Why doesn’t product stay on the shelves when it is demand?

119This problem has been illustrated in the past with shortages of Teletubbies in the UK, Teenage Mutant Ninja Turtles worldwide. The most difficult products to keep in stock are toys associated with TV programming or Film releases.

Usually toys associated with TV programming are manufactured under licence in developing countries where production is cheaper than domestically. The manufacturing process can’t easily and quickly be scaled up without huge investments in tooling and licences.

At this point the product is not on sale and no one knows what the demand will be. Variables will include TV airtime, if the product is related to a TV programme, advertising and promotional activity, success of the Film at the Box Office, and of course the popularity of the product with the purchasing public, or their children.

Timing is important too. If the programming is due to launch say in September, the schedule would look like this:

  • orders will need to be placed in April at the latest, to allow for purchase of raw materials (say 4 weeks)
  • production (say 4 weeks),
  • shipment from the country of manufacture (Say 6 weeks),
  • distribution from the port to the retailer (say 1 week).

So lead time of about 15 weeks.

If firm orders are collated and placed at the end of April, then deliveries will begin to the retailer at the end of August, just in time for the programming to air, or the Film release, at the beginning of September

Until this point no one has an idea what demand will be. As sales begin, retailers will quickly adjust their estimates and may soon want to double (or halve) their estimate and place a large repeat order for immediate delivery, or defer planned deliveries.

In the meantime the manufacturer has probably placed the balance of the retailer’s orders into production, Remember they only committed to about 35% of their estimate. So the crunch point is did the manufacturer place the balance of everyone’s estimate into production? Or did they decide to play it a bit tight until they saw some sales figures. In any event they are unlikely to have shipped the entire estimates, and will have some product still in production.

They would be taking the risk of the price of the inventory, with no firm orders and no sales history. Even if they did place all the production, if one retailer suddenly wants to multiply their estimate by a factor of 3, 5 or 10, they all will. If one wants to cancel or defer deliveries, they all will.

The manufacturer almost certainly can’t step up production to a new rate. They will have problems with raw materials, factory capacity, and availability of tooling to run a second production line. It may be difficult to book shipments closer to the holiday season.

And, once the scheduled programming stops, which may be after a twelve week run, will the programming be rescheduled? Will the demand hold up or will product that arrives in December or January be surplus to requirements? If demand for a product like that dies, you can’t give the stock away. There are some landfill sites with this type of product buried in them!!

So it is not surprising that retailers struggle to “have the right product, in the right place, at the right time, at the right price “.As you have seen, it is easier said than done to manage stock.

Loom Band Craze

Another recent popular product which was a flash craze was Loom Bands.

The loom bands demand is a different story, and this neatly illustrates the solution. A loom band is essentially a rubber band.
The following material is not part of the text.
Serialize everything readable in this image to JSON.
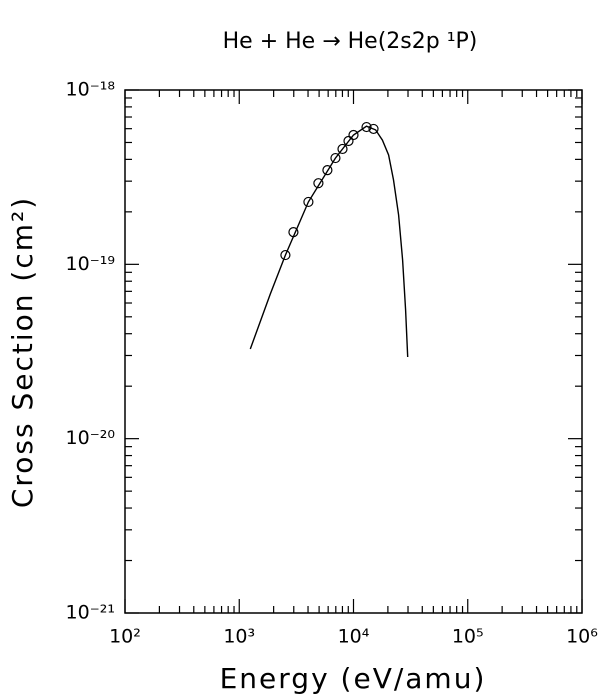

The original product was the Rainbow Loom, voted Toy of the Year at the New York Toy Fair In February 2014. It was a craft kit, for children to make their own bracelets, hair accessories and even sandals .The kit basically consisted of hundreds of brightly coloured rubber bands, developed in Detroit and manufactured in China.

But although the original kit was branded, unscrupulous companies soon began to copy the idea, offering unbranded or own brand versions. Additionally the product is quick to manufacture, and light enough to air freight rather than ship by sea.

So in this case demand was satisfied and the market was saturated, because the barriers to entry were so low.